Mit Anfang 30 kehrt er zurück auf die Schulbank und schließt seine Ausbildung als Altenpfleger ab. Es folgen 14 Jahre Arbeit in der Alten- und der Krankenpflege. Die Arbeit in einer Reha-Klinik erweist sich als der beste Entscheidung in seinem Leben. Hier wird er Stationsleiter und lernt seine Frau kennen. Hier ist er erfüllt: „Ich bekam teilweise Patienten eingeliefert, die im Wachkoma lagen. Nach einem halben bis dreiviertel Jahr verließen sie mit einem Lächeln die Station. Sie konnten selber gehen! Das war der Knaller, der Wahnsinn!“

Schnell bemerkt er die Herausforderungen des Berufes. Überstunden. Geringes Gehalt. Schichtdienst. Mit der Zeit kommen finanzielle Einbußen hinzu. Im Video erzählt er von den Problematiken und wie die Arbeit in der Pflege ihn verändert hat:

Ein Start-up, das Lösungen bietet

Im Berufsleben in der Pflege fällt ihm eine weitere Besonderheit auf: Er merkt, dass viele Personen aus dem Kollegium die Klinik verlassen. Einige halten es nicht aus, schwierigen Schicksalsschlägen täglich zu begegnen. Andere gehen aus erfreulicheren Gründen wie einer Schwangerschaft. Diese Menschen haben eines gemeinsam: Sie kommen nicht mehr zurück.

Thomas Müller sucht nach einer Lösung, um diesen Pflegekräften den Wiedereinstieg in die Pflege zu ermöglichen, auch wenn sie zum Beispiel aufgrund von Kinderbetreuung nicht mehr im Schichtbetrieb arbeiten können. Dafür nutzt er seine Erfahrungen aus allen Lebensstationen und entwickelt eine Web-App namens Curassist, die Pflegefachkräften den Einstieg in die Selbstständigkeit erleichtern soll. Dadurch können Pflegekräfte selbst entscheiden, wann, wo und wie viel sie arbeiten möchten. Ihre Zeit so einteilen, dass das Kind in den Kindergarten gebracht werden kann. Oder falls es mal zu viel wird, die Stunden reduzieren.

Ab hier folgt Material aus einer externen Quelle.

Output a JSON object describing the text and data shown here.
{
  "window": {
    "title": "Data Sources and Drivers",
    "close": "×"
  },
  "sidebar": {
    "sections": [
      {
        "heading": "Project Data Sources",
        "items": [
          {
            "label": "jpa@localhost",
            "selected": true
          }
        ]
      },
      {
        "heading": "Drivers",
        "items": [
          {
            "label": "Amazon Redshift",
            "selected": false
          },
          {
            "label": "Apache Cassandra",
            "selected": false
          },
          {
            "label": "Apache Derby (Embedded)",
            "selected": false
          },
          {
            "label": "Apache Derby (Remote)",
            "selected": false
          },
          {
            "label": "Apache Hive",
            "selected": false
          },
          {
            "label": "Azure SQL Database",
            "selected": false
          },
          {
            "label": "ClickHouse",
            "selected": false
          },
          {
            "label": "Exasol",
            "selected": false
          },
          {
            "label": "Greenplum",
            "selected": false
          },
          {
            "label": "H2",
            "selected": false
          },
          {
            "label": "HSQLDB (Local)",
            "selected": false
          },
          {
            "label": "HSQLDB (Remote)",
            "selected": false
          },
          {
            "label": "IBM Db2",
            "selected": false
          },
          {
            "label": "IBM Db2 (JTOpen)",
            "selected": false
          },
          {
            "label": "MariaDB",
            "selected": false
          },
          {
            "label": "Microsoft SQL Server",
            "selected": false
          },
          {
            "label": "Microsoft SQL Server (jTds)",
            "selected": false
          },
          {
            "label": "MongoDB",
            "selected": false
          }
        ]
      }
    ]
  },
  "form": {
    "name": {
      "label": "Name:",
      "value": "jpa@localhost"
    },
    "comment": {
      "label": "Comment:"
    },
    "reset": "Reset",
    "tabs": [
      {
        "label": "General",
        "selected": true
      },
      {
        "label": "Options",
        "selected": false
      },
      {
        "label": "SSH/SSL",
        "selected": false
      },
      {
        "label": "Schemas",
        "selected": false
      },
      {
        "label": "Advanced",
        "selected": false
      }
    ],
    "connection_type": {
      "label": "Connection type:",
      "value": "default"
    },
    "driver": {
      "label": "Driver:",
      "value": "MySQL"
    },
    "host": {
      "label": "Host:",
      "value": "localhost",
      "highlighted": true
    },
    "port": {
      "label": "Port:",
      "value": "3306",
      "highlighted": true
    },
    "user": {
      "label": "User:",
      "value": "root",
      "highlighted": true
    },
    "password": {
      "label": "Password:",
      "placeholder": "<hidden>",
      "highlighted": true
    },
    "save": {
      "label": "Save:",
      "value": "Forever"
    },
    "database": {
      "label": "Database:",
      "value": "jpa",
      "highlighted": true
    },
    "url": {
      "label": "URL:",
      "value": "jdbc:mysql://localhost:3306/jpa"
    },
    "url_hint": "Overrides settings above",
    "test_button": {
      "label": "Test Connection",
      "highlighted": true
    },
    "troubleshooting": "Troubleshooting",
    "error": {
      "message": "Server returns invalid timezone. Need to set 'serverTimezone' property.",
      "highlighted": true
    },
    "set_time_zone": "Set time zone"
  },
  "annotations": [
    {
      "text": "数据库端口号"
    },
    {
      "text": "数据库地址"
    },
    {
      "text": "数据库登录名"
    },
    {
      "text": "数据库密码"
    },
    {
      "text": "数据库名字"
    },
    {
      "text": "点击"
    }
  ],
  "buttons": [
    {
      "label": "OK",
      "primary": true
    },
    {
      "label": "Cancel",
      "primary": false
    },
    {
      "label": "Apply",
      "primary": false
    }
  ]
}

Mit der Gründung des Start-ups vor fünf Jahren bemerkt er schnell: Die freiberufliche Tätigkeit für eine Pflegefachkraft ist hochkomplex. Zwei Jahre lang recherchiert er intensiv die konkreten Hürden der Selbstständigkeit in der Pflege. Er telefoniert mit verschiedenen Krankenkassen, um sich einen Blick über die Verfahren zu verschaffen. Damit er auch die gesetzliche Seite versteht, sucht er sich rechtlichen Beistand. Die Ergebnisse seiner Recherche zeigen: Es gibt kein einheitliches Prüf- und Abrechnungsverfahren bei den Krankenkassen. Für die Pflegefachkraft bedeutet dies, sie muss sich bei jedem Patienten einem neuen Verfahren unterziehen.

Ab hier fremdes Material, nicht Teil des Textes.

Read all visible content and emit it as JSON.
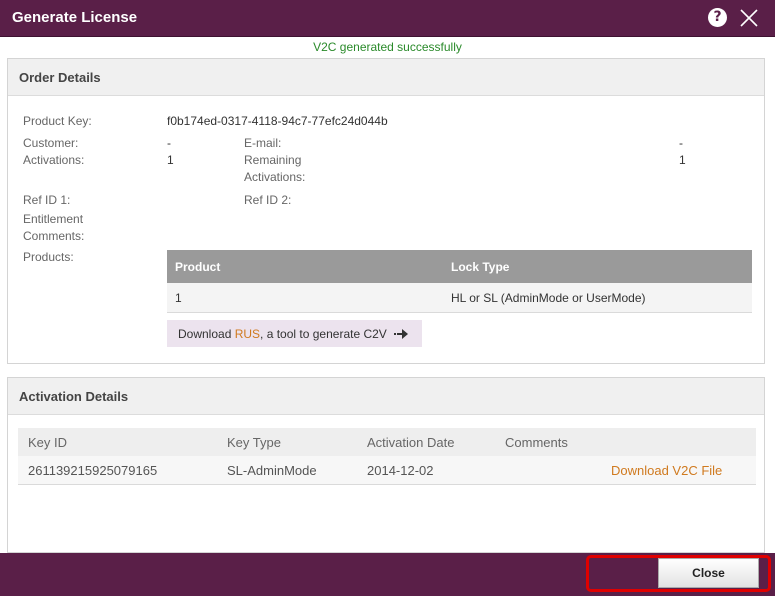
{
  "dialog": {
    "title": "Generate License",
    "help_icon": "?",
    "success_message": "V2C generated successfully"
  },
  "order_details": {
    "heading": "Order Details",
    "product_key_label": "Product Key:",
    "product_key": "f0b174ed-0317-4118-94c7-77efc24d044b",
    "customer_label": "Customer:",
    "customer": "-",
    "email_label": "E-mail:",
    "email": "-",
    "activations_label": "Activations:",
    "activations": "1",
    "remaining_label_1": "Remaining",
    "remaining_label_2": "Activations:",
    "remaining": "1",
    "ref_id_1_label": "Ref ID 1:",
    "ref_id_2_label": "Ref ID 2:",
    "entitlement_comments_label_1": "Entitlement",
    "entitlement_comments_label_2": "Comments:",
    "products_label": "Products:",
    "products_table": {
      "headers": [
        "Product",
        "Lock Type"
      ],
      "rows": [
        [
          "1",
          "HL or SL (AdminMode or UserMode)"
        ]
      ]
    },
    "download_rus": {
      "prefix": "Download ",
      "link": "RUS",
      "suffix": ", a tool to generate C2V"
    }
  },
  "activation_details": {
    "heading": "Activation Details",
    "headers": [
      "Key ID",
      "Key Type",
      "Activation Date",
      "Comments",
      ""
    ],
    "rows": [
      {
        "key_id": "261139215925079165",
        "key_type": "SL-AdminMode",
        "activation_date": "2014-12-02",
        "comments": "",
        "action": "Download V2C File"
      }
    ]
  },
  "footer": {
    "close_label": "Close",
    "highlight_color": "#e00000"
  },
  "colors": {
    "header_purple": "#5a1f48",
    "link_orange": "#d07a1f",
    "success_green": "#2a8a2a"
  },
  "icons": {
    "help": "question-circle-icon",
    "close": "close-x-icon",
    "arrow": "arrow-right-icon"
  }
}
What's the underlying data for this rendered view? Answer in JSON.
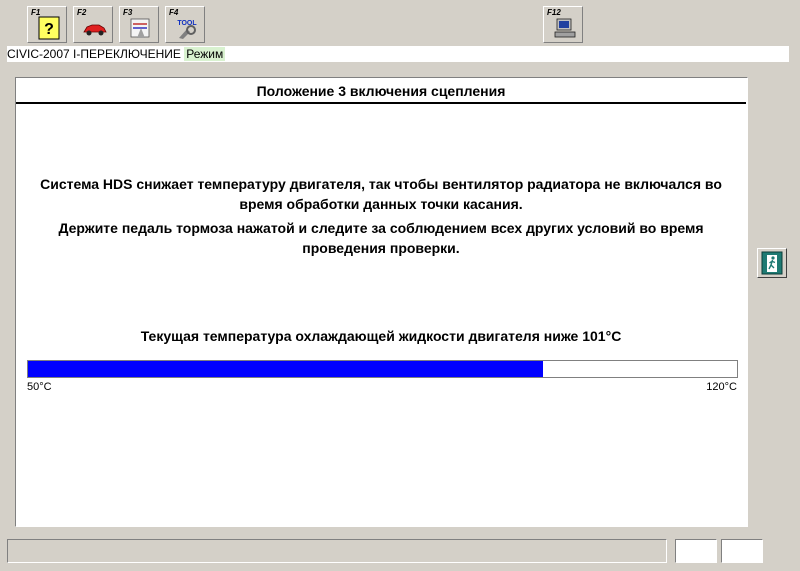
{
  "toolbar": {
    "buttons": [
      {
        "key": "F1",
        "icon": "help-icon"
      },
      {
        "key": "F2",
        "icon": "car-icon"
      },
      {
        "key": "F3",
        "icon": "data-icon"
      },
      {
        "key": "F4",
        "icon": "tool-icon"
      },
      {
        "key": "F12",
        "icon": "computer-icon"
      }
    ],
    "f4_icon_text": "TOOL"
  },
  "menubar": {
    "vehicle": "CIVIC-2007",
    "function": "I-ПЕРЕКЛЮЧЕНИЕ",
    "mode": "Режим"
  },
  "main": {
    "title": "Положение 3 включения сцепления",
    "paragraph1": "Система HDS снижает температуру двигателя, так чтобы вентилятор радиатора не включался во время обработки данных точки касания.",
    "paragraph2": "Держите педаль тормоза нажатой и следите за соблюдением всех других условий во время проведения проверки.",
    "bar_label": "Текущая температура охлаждающей жидкости двигателя ниже 101°C",
    "bar_min_label": "50°C",
    "bar_max_label": "120°C",
    "bar_fill_fraction": 0.727
  },
  "exit_button": {
    "icon": "exit-door-icon"
  },
  "colors": {
    "bar_fill": "#0000ff",
    "mode_bg": "#d9f2d0"
  }
}
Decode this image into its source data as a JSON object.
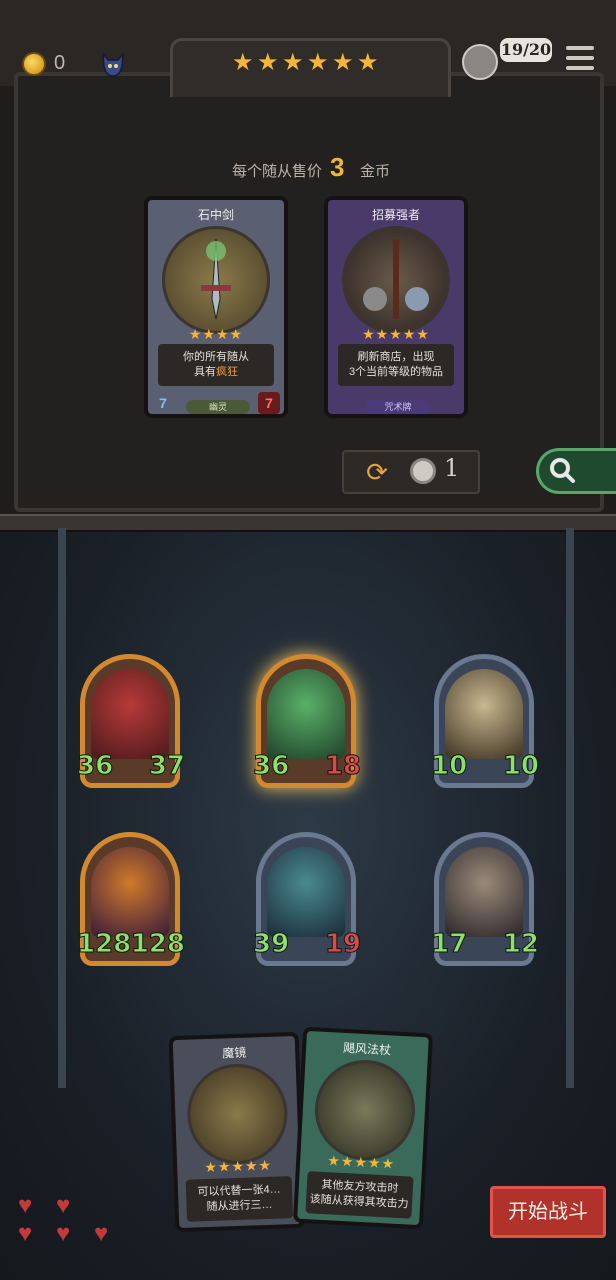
{
  "topbar": {
    "gold": "0",
    "stars": [
      "★",
      "★",
      "★",
      "★",
      "★",
      "★"
    ],
    "turn": "19/20",
    "icons": {
      "gold": "coin-icon",
      "mascot": "cat-icon",
      "menu": "hamburger-icon",
      "avatar": "player-avatar"
    }
  },
  "shop": {
    "sell_label": "每个随从售价",
    "sell_amount": "3",
    "sell_unit": "金币",
    "cards": [
      {
        "title": "石中剑",
        "stars": "★★★★",
        "desc_line1": "你的所有随从",
        "desc_line2_prefix": "具有",
        "desc_line2_key": "疯狂",
        "tag": "幽灵",
        "attack": "7",
        "health": "7"
      },
      {
        "title": "招募强者",
        "stars": "★★★★★",
        "desc_line1": "刷新商店，出现",
        "desc_line2_prefix": "3个当前等级的物品",
        "desc_line2_key": "",
        "tag": "咒术牌",
        "attack": "",
        "health": ""
      }
    ],
    "reroll_cost": "1"
  },
  "board": {
    "minions": [
      {
        "name": "red-dragon",
        "attack": "36",
        "health": "37",
        "frame": "gold"
      },
      {
        "name": "green-dragon",
        "attack": "36",
        "health": "18",
        "frame": "gold"
      },
      {
        "name": "mummy-priest",
        "attack": "10",
        "health": "10",
        "frame": "silver"
      },
      {
        "name": "pumpkin-stack",
        "attack": "128",
        "health": "128",
        "frame": "gold"
      },
      {
        "name": "horned-beast",
        "attack": "39",
        "health": "19",
        "frame": "silver"
      },
      {
        "name": "winged-demon",
        "attack": "17",
        "health": "12",
        "frame": "silver"
      }
    ]
  },
  "hand": {
    "cards": [
      {
        "title": "魔镜",
        "stars": "★★★★★",
        "desc_line1": "可以代替一张4…",
        "desc_line2": "随从进行三…"
      },
      {
        "title": "飓风法杖",
        "stars": "★★★★★",
        "desc_line1": "其他友方攻击时",
        "desc_line2": "该随从获得其攻击力"
      }
    ]
  },
  "lives": {
    "filled": 3,
    "total": 5
  },
  "start_label": "开始战斗"
}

Curassist möchte Pflegefachkräften das Verfahren erleichtern und übernimmt die gesamte Kommunikation sowie die Abrechnung mit der Krankenkasse. Thomas Müller erzählt im Video, was ihn in Stresssituationen besonders motiviert:

Eine weitere Sache bereitet ihm Freude: sein Ehrenamt. Zusätzlich springt er ehrenamtlich für eine Pflegerin in seinem Wohnort ein, wenn sie verhindert ist, sich um ihre pflegebedürftigen Menschen zu kümmern. So behält er als Unternehmer weiterhin den besonderen Kontakt zu den Menschen. Nur eine Veränderung in seinem Leben gibt es, auf die er auch verzichten könnte. „Da, wo durch Pflege ein Sixpack entstanden ist, ist durch Curassist ein Waschbärbauch entstanden”, witzelt er. Aber diesen Verlust kann er verkraften.